Professores: sensibilidade para cuidar de si e dos outros
São grandes a responsabilidade e os desafios dos professores e professoras indígenas durante a pandemia. Num primeiro momento, houve a necessidade de conscientizar as crianças sobre o que aquela nova doença significava. Depois, tentar manter o aprendizado dos alunos à distância, com o envio de materiais didáticos e atividades. E, com o reencontro presencial, acolheram as crianças que, apesar da demonstrada resiliência, estão fragilizadas pelas dificuldades do momento. E ainda cuidam para que os cuidados sanitários sejam mantidos.
“Foi difícil falar com as crianças sobre esse momento de isolamento. Falávamos de usar máscara, e eles falavam que machucava orelha, que sufocava. E também a distância, que é algo complicado, ficar longe dos amigos, primos, familiares… e eles ficam perguntando por quê, o que é esse vírus. Foi complicado para eles aceitar essas necessidades”, relata o professor Fábio Karay Djeguaka.

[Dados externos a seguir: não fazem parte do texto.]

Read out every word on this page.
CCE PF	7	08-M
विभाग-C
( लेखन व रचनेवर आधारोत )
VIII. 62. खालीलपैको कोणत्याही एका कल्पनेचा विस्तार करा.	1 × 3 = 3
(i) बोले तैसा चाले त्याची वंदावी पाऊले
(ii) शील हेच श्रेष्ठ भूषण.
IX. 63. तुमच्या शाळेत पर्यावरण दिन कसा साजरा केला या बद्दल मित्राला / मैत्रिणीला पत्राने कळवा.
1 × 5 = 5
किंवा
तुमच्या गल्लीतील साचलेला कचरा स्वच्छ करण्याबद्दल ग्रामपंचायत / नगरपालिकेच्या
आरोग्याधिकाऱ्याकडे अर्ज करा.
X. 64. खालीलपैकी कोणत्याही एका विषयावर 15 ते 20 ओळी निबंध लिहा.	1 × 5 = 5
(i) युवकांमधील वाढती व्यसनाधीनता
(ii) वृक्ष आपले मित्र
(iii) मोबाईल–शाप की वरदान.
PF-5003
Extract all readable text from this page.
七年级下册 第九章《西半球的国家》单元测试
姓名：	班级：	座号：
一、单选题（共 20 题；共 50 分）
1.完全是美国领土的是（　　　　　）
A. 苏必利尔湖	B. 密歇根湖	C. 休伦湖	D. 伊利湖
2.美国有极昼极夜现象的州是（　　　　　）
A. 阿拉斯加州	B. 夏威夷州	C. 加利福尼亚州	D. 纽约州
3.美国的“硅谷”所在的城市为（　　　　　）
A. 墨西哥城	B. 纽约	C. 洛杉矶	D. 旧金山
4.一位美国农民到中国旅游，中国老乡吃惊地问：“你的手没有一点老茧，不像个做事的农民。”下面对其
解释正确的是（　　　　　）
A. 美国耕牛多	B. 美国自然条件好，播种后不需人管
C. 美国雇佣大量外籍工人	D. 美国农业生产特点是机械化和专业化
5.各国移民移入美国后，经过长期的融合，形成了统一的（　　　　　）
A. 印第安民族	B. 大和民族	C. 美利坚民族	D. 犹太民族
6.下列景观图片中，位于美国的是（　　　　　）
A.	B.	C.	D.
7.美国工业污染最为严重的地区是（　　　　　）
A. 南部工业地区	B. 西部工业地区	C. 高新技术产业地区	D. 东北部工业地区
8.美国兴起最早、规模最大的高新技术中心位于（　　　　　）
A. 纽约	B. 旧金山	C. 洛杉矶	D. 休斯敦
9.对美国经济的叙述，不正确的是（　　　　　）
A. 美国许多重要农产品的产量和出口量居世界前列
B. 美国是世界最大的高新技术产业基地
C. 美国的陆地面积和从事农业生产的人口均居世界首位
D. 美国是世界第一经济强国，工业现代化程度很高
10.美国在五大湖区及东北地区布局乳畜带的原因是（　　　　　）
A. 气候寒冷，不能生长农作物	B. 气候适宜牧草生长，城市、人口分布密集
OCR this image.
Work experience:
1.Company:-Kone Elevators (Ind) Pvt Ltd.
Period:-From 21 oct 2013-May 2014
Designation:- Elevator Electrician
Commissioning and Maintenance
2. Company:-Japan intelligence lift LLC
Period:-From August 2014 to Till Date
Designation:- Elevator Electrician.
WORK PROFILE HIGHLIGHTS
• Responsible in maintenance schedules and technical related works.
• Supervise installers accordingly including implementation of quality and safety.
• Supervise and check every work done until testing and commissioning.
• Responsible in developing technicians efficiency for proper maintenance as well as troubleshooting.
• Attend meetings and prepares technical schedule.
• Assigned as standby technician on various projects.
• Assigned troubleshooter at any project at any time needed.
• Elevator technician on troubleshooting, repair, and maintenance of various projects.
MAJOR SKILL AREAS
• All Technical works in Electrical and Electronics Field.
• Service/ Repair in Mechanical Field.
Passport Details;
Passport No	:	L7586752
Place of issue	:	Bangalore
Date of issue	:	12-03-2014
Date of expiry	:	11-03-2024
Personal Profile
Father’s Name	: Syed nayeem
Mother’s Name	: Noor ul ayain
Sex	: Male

E tudo isso tendo que lidar também com as próprias apreensões – algo que foi comentado pela professora Márcia Alcântara, que dá aulas em Piaçaguera, mas mora na Terra Indígena Itaóca, em Mongaguá. “Quando chegou a pandemia, eu não estava aqui, porque a porteira ficava fechada e não íamos de uma aldeia para outra. E eu senti muita falta deles, porque tô aqui dando aula há 4 anos. Foi muito triste ficar longe das crianças, não conseguir ajudar. Às vezes o pessoal fazia algum vídeo e mandava, mas não é a mesma coisa”, recordou.
Nesse sentido, a própria produção do livro constituiu um importante elo entre alunos e professores, como contou o professor Ed Carlos. “Pegar os depoimentos foi uma forma de nós, professores, entendermos as preocupações deles, e traçar meios de continuar com a educação das crianças”, disse.
Vacina e confiança para vencer a Covid-19
O alívio trazido pelos reencontros presenciais não tira das crianças e dos professores a preocupação em seguir se cuidando. Mas agora eles sabem que têm uma aliada fundamental no combate a pandemia: a vacina contra a Covid-19, que já chegou para todos os indígenas maiores de 12 anos da Terra Indígena de Piaçaguera. Aqueles com mais de 60 anos também já estão recebendo a dose de reforço.
“Hoje tá um pouco mais tranquilo. Já voltamos, estamos imunizados, usamos todas as medidas de prevenção, e usamos sempre máscara. Mas para ir para cidade, a gente ainda tem mais receio, e só vamos quando é muito necessário mesmo.”, conta a professora Cunhã Tawdy Aparecida dos Santos.
E quem disse que os mais novos também não ensinam os mais velhos? Como relata o professor Ed Carlos, muitas vezes são as crianças que reforçam a necessidade dos cuidados sanitários: “As crianças passaram a se preocupar mais com os outros. Um passa álcool na mão do outro. A atenção que eles passaram a dar ao outro, isso foi muito interessante de ver. E o adulto passa a se preocupar mais quando vê a criança preocupada também.”
Relembre a obra “Coronavírus é um bichinho que deixa doente”
O livro “Coronavírus é um bichinho que deixa doente” reúne depoimentos de 38 crianças e adolescentes, com idades entre 4 e 15 anos, da Terra Indígena Piaçaguera, localizada no município de Peruíbe, litoral sul do Estado de São Paulo. Em breves relatos, as crianças compartilham suas percepções, seus temores e seus desejos para quando a pandemia acabar.